10.3.2 Assessors and providers must only provide opinions on MAID eligibility that are within their scope of practice. Footnote 18

10.3.3 When providing opinions on MAID eligibility, [physicians/nurse practitioners] should respect existing ethical norms as found for example, in the [Canadian Medical Association's Code of Ethics or the Collège des Médecins du Québec's Code de Déontologie, the Canadian Nurses Association's Code of Ethics, and the practice standards of the assessor's regulatory authority].
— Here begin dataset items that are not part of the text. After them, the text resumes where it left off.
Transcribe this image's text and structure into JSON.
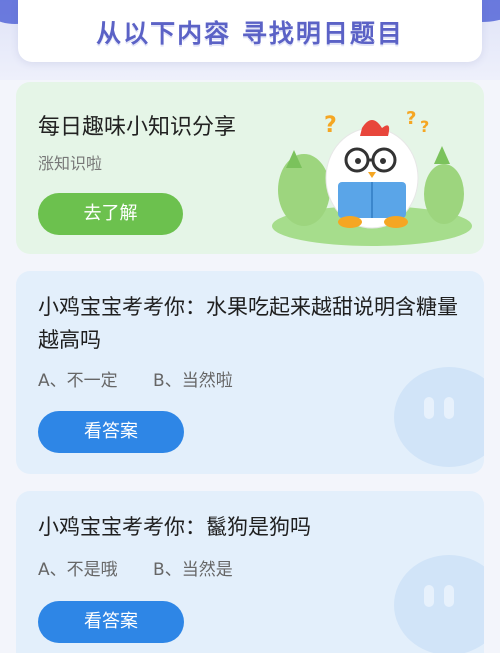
{
  "header": {
    "title": "从以下内容 寻找明日题目"
  },
  "promo": {
    "title": "每日趣味小知识分享",
    "subtitle": "涨知识啦",
    "button_label": "去了解",
    "illustration": "chick-reading-icon"
  },
  "questions": [
    {
      "title": "小鸡宝宝考考你：水果吃起来越甜说明含糖量越高吗",
      "option_a": "A、不一定",
      "option_b": "B、当然啦",
      "button_label": "看答案"
    },
    {
      "title": "小鸡宝宝考考你：鬣狗是狗吗",
      "option_a": "A、不是哦",
      "option_b": "B、当然是",
      "button_label": "看答案"
    }
  ],
  "colors": {
    "header_text": "#5b62c6",
    "promo_bg": "#e5f5e7",
    "promo_button": "#6cc14e",
    "question_bg": "#e3effb",
    "answer_button": "#2e86e6"
  }
}
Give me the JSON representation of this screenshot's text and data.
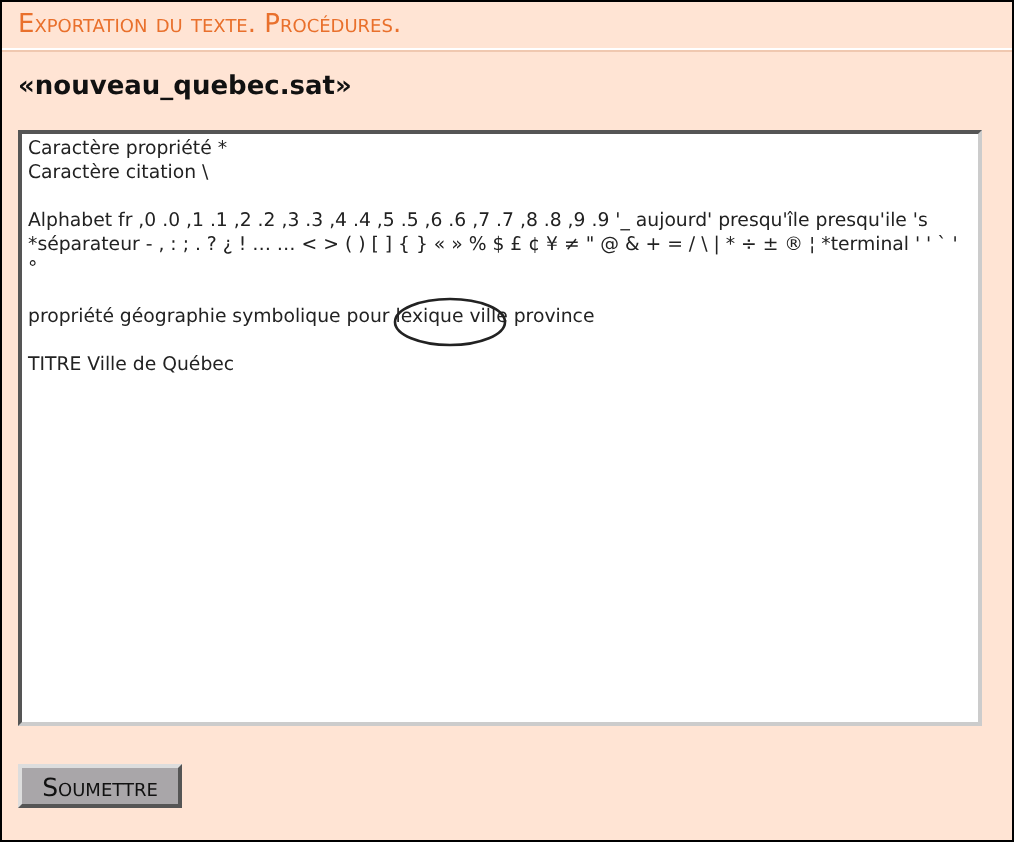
{
  "header": {
    "title": "Exportation du texte. Procédures."
  },
  "file_name": "«nouveau_quebec.sat»",
  "editor": {
    "value": "Caractère propriété *\nCaractère citation \\\n\nAlphabet fr ,0 .0 ,1 .1 ,2 .2 ,3 .3 ,4 .4 ,5 .5 ,6 .6 ,7 .7 ,8 .8 ,9 .9 '_ aujourd' presqu'île presqu'ile 's *séparateur - , : ; . ? ¿ ! … … < > ( ) [ ] { } « » % $ £ ¢ ¥ ≠ \" @ & + = / \\ | * ÷ ± ® ¦ *terminal ' ' ` ' °\n\npropriété géographie symbolique pour lexique ville province\n\nTITRE Ville de Québec"
  },
  "submit_button": {
    "label": "Soumettre"
  }
}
10.3.4 Forming an opinion about MAID eligibility may require the provider or assessor to undertake certain actions:

10.3.4.1 Obtaining health records

(a) Assessors and providers must attempt to obtain all health records and personal data that is necessary for the completion of a MAID assessment.
(b) Where a capable person refuses consent to obtaining health record and personal data necessary for the completion of a MAID assessment, the assessors and providers must explain that, without such information, the assessment cannot be completed and therefore the person cannot be found to be eligible.

10.3.4.2 Gathering collateral information (including from treating team, family members, and significant contacts)

(a) Assessors and providers must attempt to obtain all collateral information necessary for the completion of a MAID assessment. This may include information known to the current or previous treating team and/or family members and/or significant contacts.
(b) The provider and assessor must have received consent from the capable person prior to gathering collateral information.
(c) Where a capable person refuses consent to obtaining collateral information necessary for the completion of a MAID assessment, then the assessors and providers must explain that without such information, the assessment cannot be completed and therefore the person cannot be found to be eligible.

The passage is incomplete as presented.